Hess and Ward gave a preview of their dancing prowess with a brief tap routine, following which Hess showed the size and range of her well-suited voice with “Johnny One Note.” The two traded off with Ward’s “They Can’t Take That Away From Me” and Hess’ paean to love, “The Song Is You.”
Chafetz got away from the podium, as he did a few times during the evening, to serve as a pleasant but low-key master of ceremonies, proving to be engaging and bubbly (but not too much so).
He introduced what proved to be the highlight of the first half, the two principals emulating the great Fred Astaire and Ginger Rogers with “Cheek to Cheek.” It was reminiscent of the famous pair in their heyday. It also underscored the truth of the wag who penned “she could do anything he could do, but in high heels and backward.”
Then came a transition to big band jazz of the day, Benny Goodman’s “Sing, Sing, Sing,” followed by Glenn Miller’s “Chattanooga Choo Choo” and “In the Mood.” The latter featured the stars back in the dancing spotlight performing an energetic and demanding “Lindy.” (If you don’t remember what that is, you’re probably the wrong age to try it.)
Intermission gave Hess yet another opportunity for a costume change, of which there were several in the course of the show. How many? Frankly, I lost count, but each one spotlighted a new cut and vivid colors. In addition to stage presence, we were kept interested by her spectacular wardrobe.
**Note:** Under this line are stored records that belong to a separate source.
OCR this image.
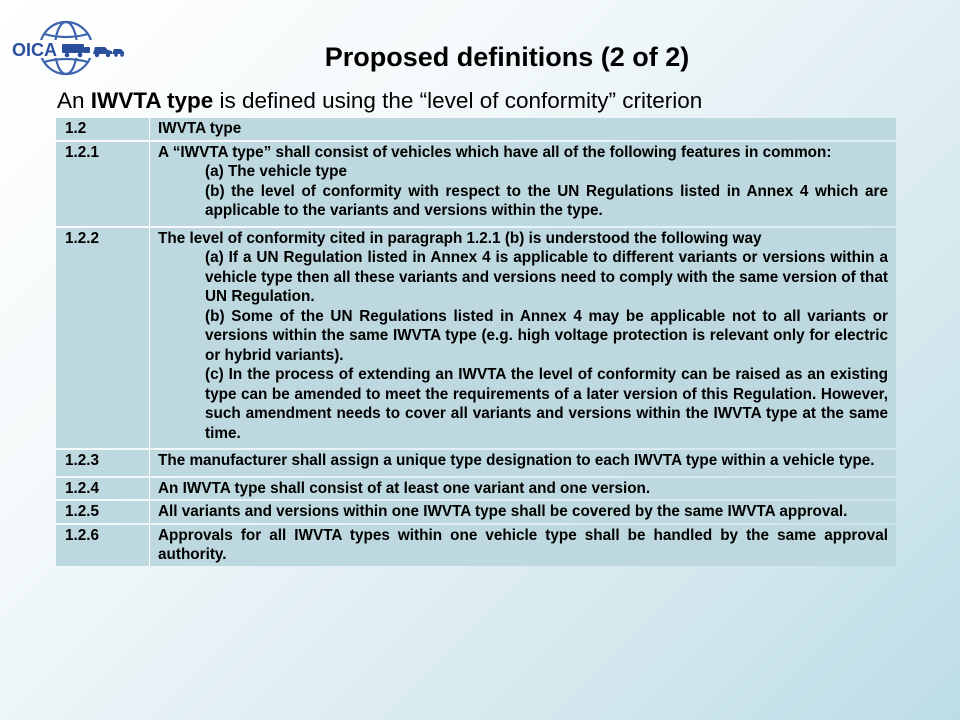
OICA	Proposed definitions (2 of 2)
An IWVTA type is defined using the “level of conformity” criterion
1.2	IWVTA type

1.2.1	A “IWVTA type” shall consist of vehicles which have all of the following features in common:

(a) The vehicle type

(b) the level of conformity with respect to the UN Regulations listed in Annex 4 which are applicable to the variants and versions within the type.

1.2.2	The level of conformity cited in paragraph 1.2.1 (b) is understood the following way

(a) If a UN Regulation listed in Annex 4 is applicable to different variants or versions within a vehicle type then all these variants and versions need to comply with the same version of that UN Regulation.

(b) Some of the UN Regulations listed in Annex 4 may be applicable not to all variants or versions within the same IWVTA type (e.g. high voltage protection is relevant only for electric or hybrid variants).

(c) In the process of extending an IWVTA the level of conformity can be raised as an existing type can be amended to meet the requirements of a later version of this Regulation. However, such amendment needs to cover all variants and versions within the IWVTA type at the same time.

1.2.3	The manufacturer shall assign a unique type designation to each IWVTA type within a vehicle type.

1.2.4	An IWVTA type shall consist of at least one variant and one version.

1.2.5	All variants and versions within one IWVTA type shall be covered by the same IWVTA approval.

1.2.6	Approvals for all IWVTA types within one vehicle type shall be handled by the same approval authority.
After intermission, the pace continued with “All That Jazz” from the musical “Chicago.” There were too many highlights in the second half to do more than list a few. One was “Carioca” from the film “Flying Down to Rio,” another nearly perfect takeoff on Astaire/Rogers.
I’m reminded of a supposedly true story stemming from Astaire’s first-ever screen test. A single piece of paper bearing Astaire’s name was unearthed in a studio filing cabinet. The comments it bore were “Can’t act, slightly bald, also dances.” The writer probably became a major studio executive.
Hess nearly brought the house down with her vocal on “I’m Gonna Live Til I Die,” which Ward followed with a splendid version of Cole Porter’s “Begin the Beguine.” At this point, Chafetz had the orchestra stand and be acknowledged by section and gave a sincere tribute to Las Vegans.
Encores were called for. A medley of smile tunes, “Smile” and “When You’re Smilin,” brought the audience to its feet again and all left with faces full of smiles. It was a well-rehearsed and exceptionally well-performed Pops concert.